Derbyshire is crisscrossed with a network of pathways. It is a network that started in Neolithic times. Iron and bronze age man plus Roman invaders trekked these paths and generations continued to do so down through the ages. Many of these tracks became known as The Salters Way as they carved there way over moor, through forests and across rivers. For centuries Pack Horse convoys transport Salt (always a valuable commodity) from the Salt Mines and Quarries of Cheshire across the Pennines to all parts of the country, returning with merchandise for merchants in the north.
To-day these tracks are still well defined and no less important to many of us who love to trek across the countryside. Even so there was a time when these paths were in danger of being lost, not through neglect but by wealthy landowners acquiring large estates and then restricting access to the populace. But thanks to a network of determined individuals our right to roam was protected and footpaths preserved.
Salters Way, Goyt Valley
One such track is this one that crosses over the Derbyshire Moors across the Goyt Valley and on into Cheshire.

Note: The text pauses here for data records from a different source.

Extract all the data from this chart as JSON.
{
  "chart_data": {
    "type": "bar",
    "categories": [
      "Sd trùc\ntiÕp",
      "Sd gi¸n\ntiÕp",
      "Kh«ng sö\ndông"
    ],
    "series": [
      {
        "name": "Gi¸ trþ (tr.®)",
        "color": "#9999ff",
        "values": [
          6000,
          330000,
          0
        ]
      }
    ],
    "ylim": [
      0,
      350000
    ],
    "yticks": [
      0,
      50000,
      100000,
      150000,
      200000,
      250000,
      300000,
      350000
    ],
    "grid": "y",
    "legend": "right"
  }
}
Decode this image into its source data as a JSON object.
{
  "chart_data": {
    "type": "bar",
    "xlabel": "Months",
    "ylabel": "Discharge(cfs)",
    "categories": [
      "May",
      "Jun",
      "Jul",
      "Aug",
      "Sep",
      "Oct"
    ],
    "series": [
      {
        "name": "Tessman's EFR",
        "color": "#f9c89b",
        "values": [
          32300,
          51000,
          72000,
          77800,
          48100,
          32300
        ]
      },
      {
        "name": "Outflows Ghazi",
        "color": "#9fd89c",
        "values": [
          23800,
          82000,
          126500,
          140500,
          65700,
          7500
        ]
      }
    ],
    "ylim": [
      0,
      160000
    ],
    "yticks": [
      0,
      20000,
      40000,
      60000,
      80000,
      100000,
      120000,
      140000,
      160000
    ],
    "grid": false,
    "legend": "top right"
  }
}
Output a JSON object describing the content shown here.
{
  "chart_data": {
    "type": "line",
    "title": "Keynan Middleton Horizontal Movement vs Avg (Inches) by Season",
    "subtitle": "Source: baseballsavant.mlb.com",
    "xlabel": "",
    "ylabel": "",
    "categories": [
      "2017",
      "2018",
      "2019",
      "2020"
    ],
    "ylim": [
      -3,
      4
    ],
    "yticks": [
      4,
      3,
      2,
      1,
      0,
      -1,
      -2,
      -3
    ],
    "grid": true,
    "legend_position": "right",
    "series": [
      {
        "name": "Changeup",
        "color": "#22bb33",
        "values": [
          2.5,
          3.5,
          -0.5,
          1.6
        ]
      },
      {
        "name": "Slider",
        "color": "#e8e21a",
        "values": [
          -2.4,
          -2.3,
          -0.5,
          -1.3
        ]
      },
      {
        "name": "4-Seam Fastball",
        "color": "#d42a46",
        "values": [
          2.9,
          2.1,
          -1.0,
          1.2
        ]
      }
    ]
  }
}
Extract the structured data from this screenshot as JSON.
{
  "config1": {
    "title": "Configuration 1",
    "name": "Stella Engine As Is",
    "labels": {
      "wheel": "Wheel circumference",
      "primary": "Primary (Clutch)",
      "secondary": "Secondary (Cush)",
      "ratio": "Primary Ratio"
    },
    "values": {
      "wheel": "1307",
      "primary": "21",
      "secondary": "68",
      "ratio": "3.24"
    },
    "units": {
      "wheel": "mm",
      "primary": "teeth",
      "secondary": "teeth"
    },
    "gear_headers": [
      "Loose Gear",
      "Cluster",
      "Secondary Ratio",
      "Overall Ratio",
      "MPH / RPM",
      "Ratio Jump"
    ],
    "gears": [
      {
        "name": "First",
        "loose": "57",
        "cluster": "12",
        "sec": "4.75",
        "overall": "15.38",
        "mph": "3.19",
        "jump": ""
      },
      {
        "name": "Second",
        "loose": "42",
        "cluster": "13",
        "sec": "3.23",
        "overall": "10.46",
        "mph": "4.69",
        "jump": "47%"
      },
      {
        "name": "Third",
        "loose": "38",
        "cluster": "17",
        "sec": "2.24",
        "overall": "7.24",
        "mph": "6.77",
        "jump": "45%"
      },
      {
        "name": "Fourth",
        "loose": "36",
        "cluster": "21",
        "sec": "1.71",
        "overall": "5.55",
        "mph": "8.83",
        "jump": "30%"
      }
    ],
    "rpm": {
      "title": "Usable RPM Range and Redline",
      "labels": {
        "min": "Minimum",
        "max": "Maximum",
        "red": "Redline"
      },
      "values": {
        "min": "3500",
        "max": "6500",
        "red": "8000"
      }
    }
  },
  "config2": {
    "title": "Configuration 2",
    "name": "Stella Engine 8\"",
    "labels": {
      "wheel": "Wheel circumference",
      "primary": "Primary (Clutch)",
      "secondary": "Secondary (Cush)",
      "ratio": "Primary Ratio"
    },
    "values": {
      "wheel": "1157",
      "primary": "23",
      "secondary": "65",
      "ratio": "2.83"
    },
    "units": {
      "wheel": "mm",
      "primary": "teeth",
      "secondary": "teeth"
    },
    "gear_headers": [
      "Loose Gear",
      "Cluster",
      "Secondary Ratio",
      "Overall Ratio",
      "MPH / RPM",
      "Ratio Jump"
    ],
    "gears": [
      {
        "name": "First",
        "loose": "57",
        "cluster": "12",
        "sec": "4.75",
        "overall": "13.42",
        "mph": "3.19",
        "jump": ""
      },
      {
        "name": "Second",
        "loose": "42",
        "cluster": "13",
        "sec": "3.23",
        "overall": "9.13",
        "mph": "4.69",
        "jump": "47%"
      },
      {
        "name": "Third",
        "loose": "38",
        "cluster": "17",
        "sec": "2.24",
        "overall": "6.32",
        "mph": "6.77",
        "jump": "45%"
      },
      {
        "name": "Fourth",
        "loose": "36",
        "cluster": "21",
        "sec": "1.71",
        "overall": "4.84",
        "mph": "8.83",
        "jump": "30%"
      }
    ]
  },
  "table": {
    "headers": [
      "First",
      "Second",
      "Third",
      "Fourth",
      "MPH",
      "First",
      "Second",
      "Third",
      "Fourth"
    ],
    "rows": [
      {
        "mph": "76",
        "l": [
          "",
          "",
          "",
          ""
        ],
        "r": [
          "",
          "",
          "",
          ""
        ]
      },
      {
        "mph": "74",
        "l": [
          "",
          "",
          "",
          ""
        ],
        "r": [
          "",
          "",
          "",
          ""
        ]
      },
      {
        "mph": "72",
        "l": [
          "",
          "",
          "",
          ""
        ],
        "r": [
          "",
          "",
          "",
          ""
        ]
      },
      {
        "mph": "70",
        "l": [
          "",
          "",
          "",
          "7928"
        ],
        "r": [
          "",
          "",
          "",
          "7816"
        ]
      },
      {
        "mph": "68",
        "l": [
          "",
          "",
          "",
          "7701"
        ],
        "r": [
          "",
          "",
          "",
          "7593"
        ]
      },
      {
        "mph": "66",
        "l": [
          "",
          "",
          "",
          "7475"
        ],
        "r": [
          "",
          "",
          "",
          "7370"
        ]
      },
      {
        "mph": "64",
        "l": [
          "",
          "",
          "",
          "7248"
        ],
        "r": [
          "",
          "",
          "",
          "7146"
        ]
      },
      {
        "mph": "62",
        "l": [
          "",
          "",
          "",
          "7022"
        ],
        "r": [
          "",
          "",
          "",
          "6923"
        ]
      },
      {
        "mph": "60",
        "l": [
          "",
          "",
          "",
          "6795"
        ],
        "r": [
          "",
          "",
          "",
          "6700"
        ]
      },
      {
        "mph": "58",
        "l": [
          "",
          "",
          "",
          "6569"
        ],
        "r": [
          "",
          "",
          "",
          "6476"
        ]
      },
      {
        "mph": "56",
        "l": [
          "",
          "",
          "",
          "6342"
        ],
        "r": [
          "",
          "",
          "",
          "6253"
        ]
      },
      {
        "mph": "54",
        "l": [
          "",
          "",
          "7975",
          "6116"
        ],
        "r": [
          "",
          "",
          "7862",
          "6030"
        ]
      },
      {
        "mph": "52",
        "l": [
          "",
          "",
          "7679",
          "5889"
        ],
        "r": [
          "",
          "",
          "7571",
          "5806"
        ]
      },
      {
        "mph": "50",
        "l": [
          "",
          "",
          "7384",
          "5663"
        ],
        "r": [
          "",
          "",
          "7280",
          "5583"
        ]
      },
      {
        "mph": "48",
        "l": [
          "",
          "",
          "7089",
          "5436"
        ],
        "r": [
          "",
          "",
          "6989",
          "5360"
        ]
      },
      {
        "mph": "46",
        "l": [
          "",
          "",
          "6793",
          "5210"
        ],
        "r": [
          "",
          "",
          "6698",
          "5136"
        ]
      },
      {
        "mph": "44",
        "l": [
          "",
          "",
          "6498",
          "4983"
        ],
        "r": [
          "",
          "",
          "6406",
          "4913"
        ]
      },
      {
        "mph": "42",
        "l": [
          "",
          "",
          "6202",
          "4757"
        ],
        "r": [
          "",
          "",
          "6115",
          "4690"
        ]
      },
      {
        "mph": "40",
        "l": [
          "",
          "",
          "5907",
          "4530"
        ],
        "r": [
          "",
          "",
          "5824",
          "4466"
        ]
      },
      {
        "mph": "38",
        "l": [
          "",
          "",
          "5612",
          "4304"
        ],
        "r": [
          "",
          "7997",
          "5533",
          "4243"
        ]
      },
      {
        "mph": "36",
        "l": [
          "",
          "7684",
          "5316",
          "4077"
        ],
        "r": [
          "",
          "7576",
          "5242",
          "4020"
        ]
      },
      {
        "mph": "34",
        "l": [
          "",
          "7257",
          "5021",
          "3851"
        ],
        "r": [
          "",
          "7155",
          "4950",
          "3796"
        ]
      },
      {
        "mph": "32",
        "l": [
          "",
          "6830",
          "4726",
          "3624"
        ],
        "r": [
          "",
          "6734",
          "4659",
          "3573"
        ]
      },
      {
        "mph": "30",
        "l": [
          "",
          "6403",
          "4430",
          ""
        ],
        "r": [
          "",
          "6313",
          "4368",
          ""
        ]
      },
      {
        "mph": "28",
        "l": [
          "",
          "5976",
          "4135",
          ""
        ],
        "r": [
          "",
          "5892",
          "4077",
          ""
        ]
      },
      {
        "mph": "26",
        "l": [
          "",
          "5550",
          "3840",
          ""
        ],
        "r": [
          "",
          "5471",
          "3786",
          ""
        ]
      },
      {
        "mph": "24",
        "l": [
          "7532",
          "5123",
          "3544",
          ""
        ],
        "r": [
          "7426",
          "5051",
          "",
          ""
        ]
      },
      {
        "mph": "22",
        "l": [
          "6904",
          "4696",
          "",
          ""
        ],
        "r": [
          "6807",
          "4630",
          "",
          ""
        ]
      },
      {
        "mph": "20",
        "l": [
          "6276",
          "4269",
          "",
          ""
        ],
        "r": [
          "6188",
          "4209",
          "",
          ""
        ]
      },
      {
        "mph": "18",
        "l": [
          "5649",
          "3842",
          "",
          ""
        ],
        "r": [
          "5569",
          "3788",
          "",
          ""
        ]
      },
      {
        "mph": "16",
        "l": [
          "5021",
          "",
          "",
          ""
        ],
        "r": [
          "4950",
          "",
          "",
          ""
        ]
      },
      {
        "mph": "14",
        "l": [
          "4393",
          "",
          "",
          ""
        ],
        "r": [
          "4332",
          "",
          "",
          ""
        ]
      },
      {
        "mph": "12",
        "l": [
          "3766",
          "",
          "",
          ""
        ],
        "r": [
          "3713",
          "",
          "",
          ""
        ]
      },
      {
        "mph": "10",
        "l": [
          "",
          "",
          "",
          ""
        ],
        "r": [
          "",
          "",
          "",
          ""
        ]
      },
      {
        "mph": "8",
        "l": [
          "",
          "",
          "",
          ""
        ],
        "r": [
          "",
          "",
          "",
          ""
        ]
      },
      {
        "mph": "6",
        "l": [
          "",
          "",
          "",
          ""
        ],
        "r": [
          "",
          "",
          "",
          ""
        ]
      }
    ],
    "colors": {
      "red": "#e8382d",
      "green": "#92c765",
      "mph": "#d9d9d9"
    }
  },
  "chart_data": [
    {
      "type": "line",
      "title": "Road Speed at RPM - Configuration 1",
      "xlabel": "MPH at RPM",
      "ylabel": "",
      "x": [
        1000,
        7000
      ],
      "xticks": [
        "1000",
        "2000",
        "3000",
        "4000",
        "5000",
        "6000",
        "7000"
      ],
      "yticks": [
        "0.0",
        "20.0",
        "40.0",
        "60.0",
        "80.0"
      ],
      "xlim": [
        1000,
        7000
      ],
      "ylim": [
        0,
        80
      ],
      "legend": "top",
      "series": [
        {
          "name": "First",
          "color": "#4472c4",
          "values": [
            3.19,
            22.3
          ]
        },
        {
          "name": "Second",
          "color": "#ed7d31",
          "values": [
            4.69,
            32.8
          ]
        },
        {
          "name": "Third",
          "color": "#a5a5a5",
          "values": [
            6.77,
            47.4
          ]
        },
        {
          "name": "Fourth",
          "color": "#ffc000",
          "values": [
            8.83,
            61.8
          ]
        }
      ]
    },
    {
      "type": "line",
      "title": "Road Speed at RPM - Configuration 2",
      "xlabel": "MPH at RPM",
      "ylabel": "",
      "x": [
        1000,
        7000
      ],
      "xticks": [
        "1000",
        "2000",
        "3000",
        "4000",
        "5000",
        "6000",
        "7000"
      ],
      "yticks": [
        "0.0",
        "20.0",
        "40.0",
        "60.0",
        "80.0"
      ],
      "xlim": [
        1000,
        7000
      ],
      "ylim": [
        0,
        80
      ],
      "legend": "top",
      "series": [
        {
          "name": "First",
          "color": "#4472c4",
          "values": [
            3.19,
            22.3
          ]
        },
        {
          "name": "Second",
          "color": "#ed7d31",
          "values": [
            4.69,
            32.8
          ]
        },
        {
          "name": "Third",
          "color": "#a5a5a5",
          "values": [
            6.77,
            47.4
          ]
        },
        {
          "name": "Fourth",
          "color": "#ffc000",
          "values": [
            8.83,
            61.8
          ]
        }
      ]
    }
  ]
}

Following these tracks can still lead to interesting discoveries. Look at the picture above, the track heads up through the woodlands at the head of the valley and up over the hills beyond. Just as you leave the woodland and start on the last accent you will surprised when you stumble across this interesting little Chapel.
It is not really a Chapel as such but a Shrine to a very special Spanish lady, a Miss Delores. She was once the Companion to a Mrs Grimshawe and governess to her children. They lived in Errwood Hall which once stood deeper down in the valley, apart from a few foundations the Hall is no longer in existence.
In historical terms the Shrine is not that old, built in 1889 (or there abouts). But it is still well maintained. I have passed this way many times, over many years and in all seasons and with out fail the interior is swept clean, the little memorial within dressed with fresh (often wild) flowers…YET it is miles from anywhere so must have some very dedicated followers.
For any walker, hiking is to commune with nature, the landscape and the wildlife and all do take time to absorb the ambience….here at Errwood Chapel you can pass a few more moments in quiet contemplation.
If it had been built much earlier there is no doubting that it would have been of comfort to the weary ‘Salters’ as they carried their loads back and forth.